Can you help me set up this problem please

P(t) = 100/1+48.2e^-0.52t

If the company's claim is true, how many months will it take to have mastered 80% of the program.

I just need help setting it up

Thanks!

I will assume you meant

P(t) = 100/(1+48.2e^(-.52t) )

You did not define P(t), but I will assume it will be the
"efficiency" mastered after t months
so .....

.8 = 100/(1 + 48.2e^(.52t))
.8 + 38.56e^(.52t) = 100
e^(.52t) = (100-.8)/38.56 = 2.572614
taking ln of both sides, and knowing that ln e = 1
.52t = ln (2.572614)
t = 1.817 or appr 1.8 months

check:
let t=1.817
P(1.1817) = 100/(1 + 48.2e^(.52(1.817)
= 0.8

Sure, I can help you set up the problem.

To find the number of months it will take to have mastered 80% of the program, we need to solve the equation P(t) = 0.8, where P(t) represents the progress of mastering the program over time t.

The given equation for P(t) is: P(t) = 100 / (1 + 48.2e^(-0.52t))

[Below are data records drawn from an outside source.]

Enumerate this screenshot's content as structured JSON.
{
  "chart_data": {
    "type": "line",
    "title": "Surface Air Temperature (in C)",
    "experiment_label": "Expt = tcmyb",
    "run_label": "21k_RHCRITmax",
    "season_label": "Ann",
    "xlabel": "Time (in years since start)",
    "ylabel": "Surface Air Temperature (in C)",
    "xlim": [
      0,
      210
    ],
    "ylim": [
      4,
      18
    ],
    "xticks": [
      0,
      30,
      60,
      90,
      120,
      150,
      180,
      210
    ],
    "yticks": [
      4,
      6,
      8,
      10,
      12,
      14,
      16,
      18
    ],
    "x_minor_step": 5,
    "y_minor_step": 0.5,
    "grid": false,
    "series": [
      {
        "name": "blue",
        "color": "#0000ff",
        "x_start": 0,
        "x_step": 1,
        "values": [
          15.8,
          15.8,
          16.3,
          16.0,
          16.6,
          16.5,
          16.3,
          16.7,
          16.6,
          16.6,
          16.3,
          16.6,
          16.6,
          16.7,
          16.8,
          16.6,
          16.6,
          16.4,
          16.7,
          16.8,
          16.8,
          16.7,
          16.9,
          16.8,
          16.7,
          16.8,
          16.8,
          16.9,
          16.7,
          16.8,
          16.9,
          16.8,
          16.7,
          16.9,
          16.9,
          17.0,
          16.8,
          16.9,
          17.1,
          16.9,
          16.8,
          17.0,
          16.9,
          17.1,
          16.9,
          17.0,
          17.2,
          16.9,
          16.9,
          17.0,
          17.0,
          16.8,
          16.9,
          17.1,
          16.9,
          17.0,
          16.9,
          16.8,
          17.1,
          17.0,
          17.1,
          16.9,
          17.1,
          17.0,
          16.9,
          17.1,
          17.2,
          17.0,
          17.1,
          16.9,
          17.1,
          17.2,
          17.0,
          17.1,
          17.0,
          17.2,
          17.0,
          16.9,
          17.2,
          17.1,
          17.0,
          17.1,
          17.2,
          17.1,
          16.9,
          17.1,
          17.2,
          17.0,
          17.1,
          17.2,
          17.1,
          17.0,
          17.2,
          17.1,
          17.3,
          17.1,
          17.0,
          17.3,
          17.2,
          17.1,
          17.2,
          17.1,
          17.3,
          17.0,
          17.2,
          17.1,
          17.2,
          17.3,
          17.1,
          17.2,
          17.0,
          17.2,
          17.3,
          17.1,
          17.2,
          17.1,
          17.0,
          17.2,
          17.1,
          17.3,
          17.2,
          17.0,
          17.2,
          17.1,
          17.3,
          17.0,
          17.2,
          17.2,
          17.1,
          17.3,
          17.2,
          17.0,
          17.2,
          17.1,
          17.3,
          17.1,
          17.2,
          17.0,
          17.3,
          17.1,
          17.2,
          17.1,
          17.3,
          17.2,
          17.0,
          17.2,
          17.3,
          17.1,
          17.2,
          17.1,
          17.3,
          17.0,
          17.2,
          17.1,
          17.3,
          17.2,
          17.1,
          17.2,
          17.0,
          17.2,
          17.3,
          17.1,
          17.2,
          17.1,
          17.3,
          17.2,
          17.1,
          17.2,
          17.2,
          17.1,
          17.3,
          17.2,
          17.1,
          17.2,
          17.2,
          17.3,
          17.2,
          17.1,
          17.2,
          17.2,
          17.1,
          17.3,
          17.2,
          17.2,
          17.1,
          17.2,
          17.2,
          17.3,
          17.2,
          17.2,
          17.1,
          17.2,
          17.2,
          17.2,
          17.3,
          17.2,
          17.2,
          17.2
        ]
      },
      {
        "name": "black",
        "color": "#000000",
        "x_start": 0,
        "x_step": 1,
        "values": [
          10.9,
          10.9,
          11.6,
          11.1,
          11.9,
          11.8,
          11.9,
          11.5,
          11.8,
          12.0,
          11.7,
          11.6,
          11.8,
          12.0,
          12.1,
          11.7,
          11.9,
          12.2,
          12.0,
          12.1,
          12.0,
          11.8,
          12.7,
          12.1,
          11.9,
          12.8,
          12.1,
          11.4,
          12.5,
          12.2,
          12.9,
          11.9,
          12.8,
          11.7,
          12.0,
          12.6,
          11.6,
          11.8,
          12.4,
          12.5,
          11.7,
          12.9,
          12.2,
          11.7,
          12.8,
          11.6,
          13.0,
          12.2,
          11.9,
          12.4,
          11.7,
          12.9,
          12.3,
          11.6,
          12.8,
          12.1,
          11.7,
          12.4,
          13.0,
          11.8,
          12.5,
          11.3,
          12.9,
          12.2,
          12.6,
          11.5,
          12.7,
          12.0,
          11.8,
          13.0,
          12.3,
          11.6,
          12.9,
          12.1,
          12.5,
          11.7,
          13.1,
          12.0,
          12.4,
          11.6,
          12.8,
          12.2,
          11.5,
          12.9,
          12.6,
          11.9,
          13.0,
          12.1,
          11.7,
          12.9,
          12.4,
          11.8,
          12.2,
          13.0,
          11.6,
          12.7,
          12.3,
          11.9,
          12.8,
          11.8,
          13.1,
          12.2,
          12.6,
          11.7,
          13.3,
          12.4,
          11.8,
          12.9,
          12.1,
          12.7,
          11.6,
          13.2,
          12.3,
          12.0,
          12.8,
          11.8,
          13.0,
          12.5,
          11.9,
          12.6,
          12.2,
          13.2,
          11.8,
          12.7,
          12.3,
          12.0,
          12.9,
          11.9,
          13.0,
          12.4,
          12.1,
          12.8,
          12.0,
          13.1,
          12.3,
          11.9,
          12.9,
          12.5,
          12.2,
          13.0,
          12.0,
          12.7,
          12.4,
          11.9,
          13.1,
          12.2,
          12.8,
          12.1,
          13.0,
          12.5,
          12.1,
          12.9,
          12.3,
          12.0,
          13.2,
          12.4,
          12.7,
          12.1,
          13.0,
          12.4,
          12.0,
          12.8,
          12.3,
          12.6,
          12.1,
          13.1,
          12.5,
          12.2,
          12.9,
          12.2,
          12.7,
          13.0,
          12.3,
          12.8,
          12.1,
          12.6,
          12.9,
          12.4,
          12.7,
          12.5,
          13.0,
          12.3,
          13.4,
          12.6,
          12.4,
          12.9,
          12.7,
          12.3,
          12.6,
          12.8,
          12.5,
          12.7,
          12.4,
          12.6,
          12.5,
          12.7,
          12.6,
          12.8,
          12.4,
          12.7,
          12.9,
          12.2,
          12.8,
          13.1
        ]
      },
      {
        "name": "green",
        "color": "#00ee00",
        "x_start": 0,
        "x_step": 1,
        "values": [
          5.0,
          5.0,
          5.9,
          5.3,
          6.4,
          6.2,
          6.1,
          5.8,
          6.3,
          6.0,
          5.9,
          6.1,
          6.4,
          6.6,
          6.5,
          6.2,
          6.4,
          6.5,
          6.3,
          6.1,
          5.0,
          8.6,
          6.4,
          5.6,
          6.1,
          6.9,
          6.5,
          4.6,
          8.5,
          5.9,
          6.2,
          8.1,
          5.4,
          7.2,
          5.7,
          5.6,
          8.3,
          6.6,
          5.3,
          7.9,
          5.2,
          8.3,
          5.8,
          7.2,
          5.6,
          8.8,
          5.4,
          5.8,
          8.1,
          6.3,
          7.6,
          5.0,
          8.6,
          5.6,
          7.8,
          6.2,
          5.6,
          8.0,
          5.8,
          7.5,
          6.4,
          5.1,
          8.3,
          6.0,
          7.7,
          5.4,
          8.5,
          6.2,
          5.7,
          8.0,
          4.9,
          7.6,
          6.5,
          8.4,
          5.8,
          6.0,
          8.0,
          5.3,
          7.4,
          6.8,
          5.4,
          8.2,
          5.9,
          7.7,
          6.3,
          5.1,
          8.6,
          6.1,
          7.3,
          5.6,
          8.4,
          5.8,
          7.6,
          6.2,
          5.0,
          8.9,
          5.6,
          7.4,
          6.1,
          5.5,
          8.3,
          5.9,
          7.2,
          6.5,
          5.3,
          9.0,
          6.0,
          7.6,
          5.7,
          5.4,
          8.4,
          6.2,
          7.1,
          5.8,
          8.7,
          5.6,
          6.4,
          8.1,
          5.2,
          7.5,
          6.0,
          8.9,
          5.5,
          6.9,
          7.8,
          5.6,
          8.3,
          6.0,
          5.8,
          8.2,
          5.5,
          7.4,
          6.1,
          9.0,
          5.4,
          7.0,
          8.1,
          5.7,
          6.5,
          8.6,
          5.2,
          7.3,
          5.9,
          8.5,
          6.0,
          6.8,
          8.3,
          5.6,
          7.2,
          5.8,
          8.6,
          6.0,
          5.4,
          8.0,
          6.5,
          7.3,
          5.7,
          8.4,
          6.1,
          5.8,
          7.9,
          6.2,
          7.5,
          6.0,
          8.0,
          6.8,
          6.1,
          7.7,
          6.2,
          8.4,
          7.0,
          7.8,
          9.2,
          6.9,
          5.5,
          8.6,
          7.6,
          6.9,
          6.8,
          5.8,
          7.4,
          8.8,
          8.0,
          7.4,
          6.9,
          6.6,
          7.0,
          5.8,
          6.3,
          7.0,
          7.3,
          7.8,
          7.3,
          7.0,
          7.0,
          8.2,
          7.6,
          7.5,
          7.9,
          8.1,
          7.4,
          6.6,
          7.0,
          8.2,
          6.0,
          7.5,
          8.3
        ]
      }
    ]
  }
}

To set up the problem, we need to substitute P(t) with 0.8 in the equation, so it becomes:

0.8 = 100 / (1 + 48.2e^(-0.52t))

Now, to find the value of t, we need to solve for it. Here's one way to set it up:

1. First, let's multiply both sides of the equation by (1 + 48.2e^(-0.52t)) to get rid of the denominator:

0.8 * (1 + 48.2e^(-0.52t)) = 100

2. Next, distribute the 0.8 to both terms inside the parentheses:

0.8 + 38.56e^(-0.52t) = 100

3. Now, subtract 0.8 from both sides of the equation:

38.56e^(-0.52t) = 99.2

4. Finally, divide both sides of the equation by 38.56 to isolate e^(-0.52t):

e^(-0.52t) = 99.2 / 38.56

Now, you can take the natural logarithm of both sides to obtain t:

ln(e^(-0.52t)) = ln(99.2 / 38.56)

By taking the natural logarithm, we can isolate t and solve for it.